A Great Day for Employees Before the United States Supreme Court!

On Tuesday, the United States Supreme Court severely limited the reach of its 2011 class action decision in Wal-Mart Stores v. Dukes.  Remember, Dukes threw out a large class action against Wal-Mart alleging race discrimination in promotional opportunities.  The case has been a killer for potential class action claims in employment cases.  Not anymore.

In Tyson Foods v. Bouaphakeo, the Supreme Court sided with thousands of workers at a pork processing plant in Iowa who sought class action status to recover overtime pay.  Perhaps the most important part of this opinion, however, is not just the result, but the vote—6-2, which the usual suspects dissenting (Justice Clarence Thomas and Justice Samuel Alito).

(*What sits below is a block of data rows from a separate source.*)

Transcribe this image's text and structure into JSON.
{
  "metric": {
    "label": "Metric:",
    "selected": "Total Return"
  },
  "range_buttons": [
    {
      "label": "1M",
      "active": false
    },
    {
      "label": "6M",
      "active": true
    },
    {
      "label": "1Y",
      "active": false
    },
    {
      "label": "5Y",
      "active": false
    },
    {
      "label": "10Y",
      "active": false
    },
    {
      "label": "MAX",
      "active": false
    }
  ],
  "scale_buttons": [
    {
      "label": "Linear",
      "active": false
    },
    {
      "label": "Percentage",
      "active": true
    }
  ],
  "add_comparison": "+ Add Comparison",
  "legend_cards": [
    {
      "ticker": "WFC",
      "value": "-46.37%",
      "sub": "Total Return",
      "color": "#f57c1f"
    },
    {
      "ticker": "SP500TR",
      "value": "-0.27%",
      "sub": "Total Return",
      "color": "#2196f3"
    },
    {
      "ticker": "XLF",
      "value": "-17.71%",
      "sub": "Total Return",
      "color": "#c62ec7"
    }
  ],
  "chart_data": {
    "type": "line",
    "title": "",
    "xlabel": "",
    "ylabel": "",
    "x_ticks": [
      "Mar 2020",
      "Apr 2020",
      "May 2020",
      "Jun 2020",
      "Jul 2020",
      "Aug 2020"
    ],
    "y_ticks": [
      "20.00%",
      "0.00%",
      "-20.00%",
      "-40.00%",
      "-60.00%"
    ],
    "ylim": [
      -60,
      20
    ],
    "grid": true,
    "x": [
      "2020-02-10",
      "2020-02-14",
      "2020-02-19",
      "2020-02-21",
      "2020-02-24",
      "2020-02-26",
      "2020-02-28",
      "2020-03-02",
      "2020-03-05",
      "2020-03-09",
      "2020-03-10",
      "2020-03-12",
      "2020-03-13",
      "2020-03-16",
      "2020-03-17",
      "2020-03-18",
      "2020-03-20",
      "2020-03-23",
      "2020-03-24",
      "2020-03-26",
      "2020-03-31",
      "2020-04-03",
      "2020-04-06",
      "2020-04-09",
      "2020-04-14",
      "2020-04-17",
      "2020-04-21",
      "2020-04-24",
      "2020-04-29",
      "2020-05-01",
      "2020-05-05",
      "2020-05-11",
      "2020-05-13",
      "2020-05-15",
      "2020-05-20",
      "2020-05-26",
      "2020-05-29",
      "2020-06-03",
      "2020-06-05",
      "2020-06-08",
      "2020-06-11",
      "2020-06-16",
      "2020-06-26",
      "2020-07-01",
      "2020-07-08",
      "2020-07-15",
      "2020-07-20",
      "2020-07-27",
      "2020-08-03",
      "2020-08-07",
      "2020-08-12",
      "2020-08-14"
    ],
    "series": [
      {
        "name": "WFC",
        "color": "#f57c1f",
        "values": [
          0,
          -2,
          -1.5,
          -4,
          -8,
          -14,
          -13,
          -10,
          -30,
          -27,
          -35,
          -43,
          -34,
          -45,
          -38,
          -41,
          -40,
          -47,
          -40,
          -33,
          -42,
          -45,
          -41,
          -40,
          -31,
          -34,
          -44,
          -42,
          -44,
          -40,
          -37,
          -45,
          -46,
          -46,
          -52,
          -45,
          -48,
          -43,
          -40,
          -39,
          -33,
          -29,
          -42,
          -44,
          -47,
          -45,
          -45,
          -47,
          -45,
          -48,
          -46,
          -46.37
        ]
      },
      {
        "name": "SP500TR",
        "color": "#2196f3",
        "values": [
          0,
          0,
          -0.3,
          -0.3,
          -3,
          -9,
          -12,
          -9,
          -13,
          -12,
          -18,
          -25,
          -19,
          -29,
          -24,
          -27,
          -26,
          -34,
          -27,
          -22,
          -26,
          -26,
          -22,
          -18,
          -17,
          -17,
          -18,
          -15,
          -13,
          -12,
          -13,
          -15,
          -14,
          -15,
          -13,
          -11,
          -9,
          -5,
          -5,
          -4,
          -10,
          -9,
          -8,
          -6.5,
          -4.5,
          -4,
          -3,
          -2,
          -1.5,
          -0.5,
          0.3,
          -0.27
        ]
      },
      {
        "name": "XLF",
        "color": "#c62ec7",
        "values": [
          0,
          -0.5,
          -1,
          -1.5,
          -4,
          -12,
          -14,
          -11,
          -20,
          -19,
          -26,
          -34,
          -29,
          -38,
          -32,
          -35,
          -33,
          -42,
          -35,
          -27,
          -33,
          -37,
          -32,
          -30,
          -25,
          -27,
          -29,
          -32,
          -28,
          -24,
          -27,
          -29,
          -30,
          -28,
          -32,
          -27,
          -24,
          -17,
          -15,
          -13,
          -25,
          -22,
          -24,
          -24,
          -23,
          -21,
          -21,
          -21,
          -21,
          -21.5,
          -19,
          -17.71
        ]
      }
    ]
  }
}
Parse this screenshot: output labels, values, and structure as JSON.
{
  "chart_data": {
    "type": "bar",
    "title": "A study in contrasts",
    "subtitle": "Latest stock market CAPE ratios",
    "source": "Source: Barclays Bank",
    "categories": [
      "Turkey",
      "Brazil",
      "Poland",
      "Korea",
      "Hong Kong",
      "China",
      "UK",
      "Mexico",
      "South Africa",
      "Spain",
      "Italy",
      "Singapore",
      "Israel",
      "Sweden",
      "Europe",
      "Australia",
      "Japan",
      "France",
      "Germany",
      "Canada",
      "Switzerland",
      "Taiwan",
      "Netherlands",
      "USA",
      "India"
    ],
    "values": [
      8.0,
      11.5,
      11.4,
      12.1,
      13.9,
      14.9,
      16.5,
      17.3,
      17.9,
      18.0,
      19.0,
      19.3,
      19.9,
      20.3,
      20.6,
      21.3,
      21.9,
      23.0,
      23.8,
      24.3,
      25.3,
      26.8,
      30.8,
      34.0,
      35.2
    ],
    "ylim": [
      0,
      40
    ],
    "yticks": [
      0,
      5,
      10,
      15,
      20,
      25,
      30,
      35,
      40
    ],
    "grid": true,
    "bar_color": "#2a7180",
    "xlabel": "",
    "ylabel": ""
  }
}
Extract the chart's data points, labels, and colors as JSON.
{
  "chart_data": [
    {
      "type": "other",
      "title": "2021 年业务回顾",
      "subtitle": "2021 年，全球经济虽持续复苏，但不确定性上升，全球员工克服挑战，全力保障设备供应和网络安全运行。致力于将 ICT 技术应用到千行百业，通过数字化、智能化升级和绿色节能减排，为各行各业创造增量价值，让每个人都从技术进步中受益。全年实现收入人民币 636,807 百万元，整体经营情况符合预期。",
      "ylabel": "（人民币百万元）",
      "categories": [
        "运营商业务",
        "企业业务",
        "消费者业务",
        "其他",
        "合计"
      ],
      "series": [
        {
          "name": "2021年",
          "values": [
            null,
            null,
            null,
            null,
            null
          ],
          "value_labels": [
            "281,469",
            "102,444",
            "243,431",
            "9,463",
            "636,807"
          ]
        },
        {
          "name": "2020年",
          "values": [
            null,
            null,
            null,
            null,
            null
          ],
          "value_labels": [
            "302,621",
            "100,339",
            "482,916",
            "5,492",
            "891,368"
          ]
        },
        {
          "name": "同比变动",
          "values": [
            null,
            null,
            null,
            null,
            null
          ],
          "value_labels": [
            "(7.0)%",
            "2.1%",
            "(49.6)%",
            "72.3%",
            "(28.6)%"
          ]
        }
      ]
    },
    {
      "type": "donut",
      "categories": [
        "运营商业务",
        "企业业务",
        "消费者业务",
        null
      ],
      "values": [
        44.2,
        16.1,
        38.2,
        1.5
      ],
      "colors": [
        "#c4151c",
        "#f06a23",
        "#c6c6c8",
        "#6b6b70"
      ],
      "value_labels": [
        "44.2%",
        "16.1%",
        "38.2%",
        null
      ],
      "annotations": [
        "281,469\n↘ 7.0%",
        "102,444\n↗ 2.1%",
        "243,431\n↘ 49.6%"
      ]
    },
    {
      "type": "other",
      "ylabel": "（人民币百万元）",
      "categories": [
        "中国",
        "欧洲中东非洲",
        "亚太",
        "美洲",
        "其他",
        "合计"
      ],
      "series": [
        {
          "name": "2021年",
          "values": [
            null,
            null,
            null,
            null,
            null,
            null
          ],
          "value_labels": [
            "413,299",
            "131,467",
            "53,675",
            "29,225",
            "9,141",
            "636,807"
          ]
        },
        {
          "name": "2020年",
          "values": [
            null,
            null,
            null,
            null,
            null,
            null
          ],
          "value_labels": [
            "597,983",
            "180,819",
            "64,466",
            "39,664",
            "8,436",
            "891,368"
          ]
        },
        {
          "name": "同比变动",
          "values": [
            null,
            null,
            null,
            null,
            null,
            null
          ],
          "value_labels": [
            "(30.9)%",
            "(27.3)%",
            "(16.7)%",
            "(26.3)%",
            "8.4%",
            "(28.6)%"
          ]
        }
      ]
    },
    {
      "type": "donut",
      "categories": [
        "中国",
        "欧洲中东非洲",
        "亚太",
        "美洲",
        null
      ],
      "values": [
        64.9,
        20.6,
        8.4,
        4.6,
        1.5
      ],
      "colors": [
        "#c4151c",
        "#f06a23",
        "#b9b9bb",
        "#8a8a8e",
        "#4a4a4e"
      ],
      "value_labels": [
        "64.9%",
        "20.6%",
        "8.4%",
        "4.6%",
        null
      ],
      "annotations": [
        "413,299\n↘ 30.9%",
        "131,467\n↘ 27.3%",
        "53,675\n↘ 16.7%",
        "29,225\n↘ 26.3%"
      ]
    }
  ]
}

Justice Anthony Kennedy, writing for the Court, held the plaintiffs were entitled to rely on statistics to prove their case.  According to Justice Kennedy’s opinion, the Tyson workers performed tasks that were “grueling and dangerous,” including slaughtering hogs, trimming the meat, and preparing it for shipment. They sought to be paid for the time they had spent putting on and taking off protective gear to prevent knife cuts (what is called a “donning and doffing” case).

Tyson argued against class action status because, it said, there were not accurate records of how much time and how often each worker spent donning and doffing the protective gear.  But the Court allowed the class to prove their damages based on an expert witness’s statistical inferences from hundreds of videotaped observations of how long it took the workers to get ready.

Here’s the best part of the opinion—“[Dukes] does not stand for the broad proposition that a representative sample is an impermissible means of establishing classwide liability.”

In a dissent that sounded the familiar “corporations over people” theme, Justice Thomas, joined by Justice Alito, lamented the opinion as putting “employers to an untenable choice.”  “They must either track any time that might be the subject of an innovative lawsuit, or they must defend class actions against representative evidence that unfairly homogenizes an individual issue.”

This was the second major opinion from the Court to favor class actions.  In Campbell-Ewald v. Gomez, a non-employment case, the Supreme Court ruled (6-3) that companies cannot moot class action cases by “cherry pick” lead plaintiffs through an offer to give the lead plaintiff everything he or she sought.